Hostname Model Version/Release Comments
Foghorn Nexus 3048 7.0(3)I4(7)
 

Indeni

 

Indeni

 

 

indeni-server:
6.1.4.65
indeni-collector:
6.1.4.65
Download here

License Type: Enterprise

The following network diagram illustrates the Network topology as well as the private IP address allocation of the remote Network Admin user and Indeni.

A user named “indeni” has been created to the Nexus switch. The privilege level of the indeni user is configured to network-admin. There are two active sessions to the Nexus switch. The first ssh session has been initiated by the Indeni and the second ssh session by the Network Administrator.

Nexus 3048 NX-OS upgrade

Initially the Nexus 3048 is upgraded to the current recommended NX-OS Release provided by the Cisco Software Portal. The following screen capture illustrates that the 7.0(3)I4(7) is the NX-OS image with the current minimum number of bugs and caveats.

This CISCO NX-OS version has been installed to the Nexus 3048 as is illustrated below:

Nexus 3048 Discovery by Indeni

All the logs, CPU and Memory utilization of the Nexus 3048 have been reviewed and everything seems normal before the discovery phase. The CPU utilization is less than 10% and only a remote session is active to the Nexus 3048. This active session is used used by the Network Administrator.

The Nexus switch is discovered by following the simple procedure and adding it as a new device to the Indeni. The interrogation is completed successfully and the Nexus 3048 switch has been added to the Indeni platform.

The relevant info about the installed version of the switch and the active users can be provided also by the Indeni Liveconfig.

A new SSH session has been created to the nexus switch. This time the SSH session is initiated by the Indeni as is depicted to the next output (red font).

It is noticed after a couple of hours from the discovery phase that the number of sshd processes increases. This has a major impact to the CPU utilization. In particular, the SSH daemon hung after a short period of time and consumes more than 48% of the CPU utilization. This process is highlighted with red font.

The number of active ssh sessions remains the same and is still equal to two. However, the dcos_sshd process has not terminated normally.

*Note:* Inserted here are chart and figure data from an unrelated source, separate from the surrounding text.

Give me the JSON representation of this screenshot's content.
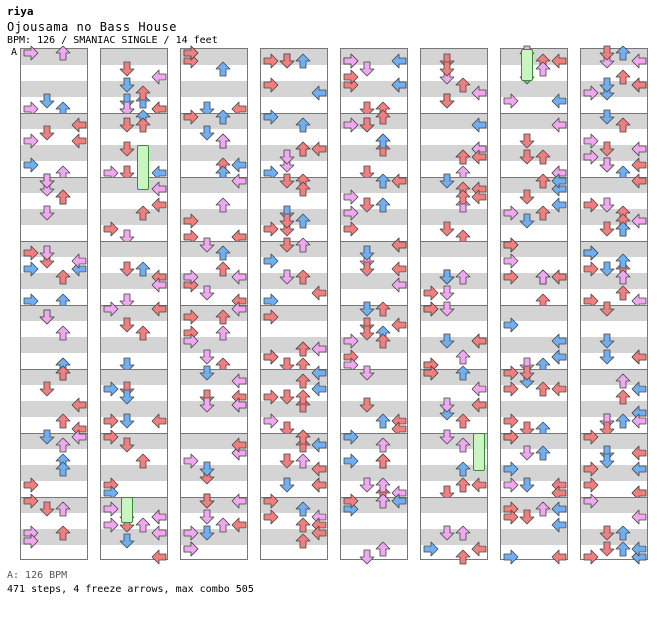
{
  "header": {
    "author": "riya",
    "title": "Ojousama no Bass House",
    "meta": "BPM: 126 / SMANIAC SINGLE / 14 feet",
    "section_label": "A"
  },
  "footer": {
    "bpm_text": "A: 126 BPM",
    "stats": "471 steps, 4 freeze arrows, max combo 505"
  },
  "chart": {
    "columns": 8,
    "measures_per_column": 8,
    "colors": {
      "quarter": "#f08080",
      "eighth": "#70b0f0",
      "sixteenth": "#f0a8f0",
      "freeze": "#c8f5c0",
      "band": "#d4d4d4",
      "border": "#777777"
    },
    "freezes": [
      {
        "col": 1,
        "lane": 2,
        "start": 1.5,
        "end": 2.2
      },
      {
        "col": 1,
        "lane": 1,
        "start": 7.0,
        "end": 7.4
      },
      {
        "col": 5,
        "lane": 3,
        "start": 6.0,
        "end": 6.6
      },
      {
        "col": 6,
        "lane": 1,
        "start": 0.0,
        "end": 0.5
      }
    ]
  }
}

Further investigation to this issue proves that the ssh session hung because is expecting the “close_ack” packet in order to be terminated.

It is noticed that after a couple of days that the number of hung SSH sessions to the Nexus 3048 is higher than 60! The CPU utilization to the Nexus switch is 100% and the switch becomes unstable.

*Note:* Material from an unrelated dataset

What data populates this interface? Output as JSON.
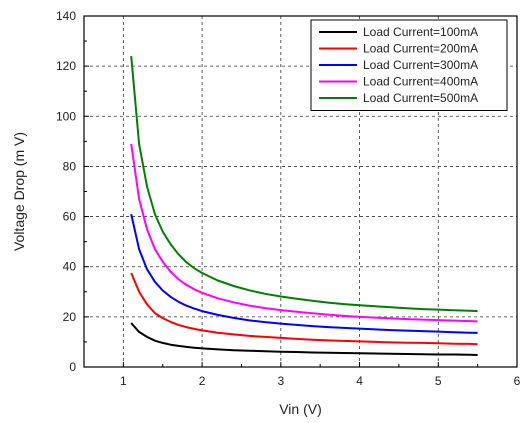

It is illustrated below that the CPU utilization to the switch which is equal to 100% during the last 72 hours.

The total number of hung ssh sessions reached the 64!

The Nexus switch is almost not operational and Indeni loses the communication with the Nexus switch. Attempt to rediscover the device fails due to the fact that the CPU resources have been exhausted and cannot handle the requests by Indeni.

NX-OS Hung SSH Bug

The Cisco Bug repository is investigated in order to be identified officially reported NX-OS relevant bugs. Investigating the bug repository of the Cisco Prime and Nexus switches proves that there is a known bug with id CSCui76897.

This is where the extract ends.